Was echter de door de Duitse Rijksdagfractie van 4 augustus uitgegeven leuze juist, dan zou daarmee over de Internationale der arbeiders het vonnis niet alleen voor deze oorlog maar in het algemeen zijn geveld. Voor de eerste keer sedert de moderne arbeidersbeweging bestaat, gaapt hier een afgrond tussen de geboden der internationale solidariteit der proletariërs en de belangen der vrijheid en van het nationale bestaan der volkeren, voor de eerste maal staan wij voor de ontdekking dat onafhankelijkheid en vrijheid der naties gebiedend eisen, dat de proletariërs van verschillende landen elkaar neerslaan en uitroeien. Tot nu toe leefden wij in de overtuiging, dat de belangen der naties en de klassenbelangen der proletariërs zich harmonisch verenigen, dat zij identiek zijn, dat zij onmogelijk in tegenstelling tot elkaar kunnen geraken. Dat was de basis van onze theorie en praktijk, de ziel van onze agitatie in de volksmassa. Waren wij op dit voorname punt van onze wereldbeschouwing het slachtoffer van een monsterlijke vergissing? Wij staan voor de levensvraag van het internationale socialisme. De wereldoorlog is niet de eerste proef op de som van onze internationale beginselen.
De eerste proef heeft onze partij 45 jaar geleden doorstaan. Toen, op 21 juli 1870, legden Wilhelm Liebknecht en August Bebel de volgende historische verklaring in de Rijksdag van Noord-Duitsland af:
De tegenwoordige oorlog is een dynastieke oorlog, ondernomen in het belang van de dynastie-Bonaparte, zoals de oorlog van 1866 in het belang der dynastie-Hohenzollern was. De voor het voeren van de oorlog van de Rijksdag verlangde geldmiddelen kunnen wij niet toestaan, omdat dit een votum van vertrouwen voor de Pruisische regering zou zijn, die door haar optreden in het jaar 1866 de tegenwoordige oorlog heeft voorbereid. Evenmin kunnen wij de geëiste geldmiddelen weigeren, want dat zou als rechtvaardiging van de lichtzinnige en misdadige politiek van Bonaparte opgevat worden.
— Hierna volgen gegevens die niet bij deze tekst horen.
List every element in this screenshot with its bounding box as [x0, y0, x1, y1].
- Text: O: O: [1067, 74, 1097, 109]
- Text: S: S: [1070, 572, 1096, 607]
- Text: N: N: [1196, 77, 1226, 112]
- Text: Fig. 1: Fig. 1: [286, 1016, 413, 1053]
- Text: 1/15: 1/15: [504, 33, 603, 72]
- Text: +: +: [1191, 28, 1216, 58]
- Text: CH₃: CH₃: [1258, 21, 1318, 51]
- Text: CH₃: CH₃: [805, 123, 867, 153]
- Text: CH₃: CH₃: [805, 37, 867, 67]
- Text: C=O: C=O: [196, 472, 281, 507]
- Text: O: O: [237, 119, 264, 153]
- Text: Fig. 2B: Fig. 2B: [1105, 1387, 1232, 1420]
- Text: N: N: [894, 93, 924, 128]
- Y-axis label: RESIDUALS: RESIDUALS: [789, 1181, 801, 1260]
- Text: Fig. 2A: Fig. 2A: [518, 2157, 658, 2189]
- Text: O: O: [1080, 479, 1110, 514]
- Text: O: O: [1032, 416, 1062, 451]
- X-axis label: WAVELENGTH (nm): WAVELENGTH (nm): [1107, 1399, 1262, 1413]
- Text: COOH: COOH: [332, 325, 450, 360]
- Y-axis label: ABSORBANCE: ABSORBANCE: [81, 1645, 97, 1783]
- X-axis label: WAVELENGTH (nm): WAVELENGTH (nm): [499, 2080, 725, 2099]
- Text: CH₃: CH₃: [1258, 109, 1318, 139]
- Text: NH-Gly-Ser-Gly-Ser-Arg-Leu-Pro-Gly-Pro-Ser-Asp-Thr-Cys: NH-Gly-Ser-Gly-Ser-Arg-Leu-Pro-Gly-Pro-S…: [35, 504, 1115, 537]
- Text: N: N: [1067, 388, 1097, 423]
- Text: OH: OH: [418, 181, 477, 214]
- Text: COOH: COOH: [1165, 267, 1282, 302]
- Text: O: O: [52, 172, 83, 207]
Als principiële tegenstanders van elke dynastieke oorlog, als sociale republikeinen en leden van de Internationale arbeidersassociatie, die zonder onderscheid van nationaliteit alle onderdrukkers bestrijd , alle onderdrukten in een grote broedergemeenschap tracht te verenigen, kunnen wij ons noch direct noch indirect voor de tegenwoordige oorlog uitspreken en onthouden wij ons daarom van de stemming, terwijl wij uiting geven aan de hoop, dat de volkeren van Europa geleerd door de tegenwoordige noodlottige gebeurtenissen, alles zullen doen om voor zich het recht van zelfbeschikking te veroveren en de tegenwoordige heerschappij van de sabel en de klasse als oorzaak van alle staatkundig en maatschappelijk kwaad uit de weg te ruimen.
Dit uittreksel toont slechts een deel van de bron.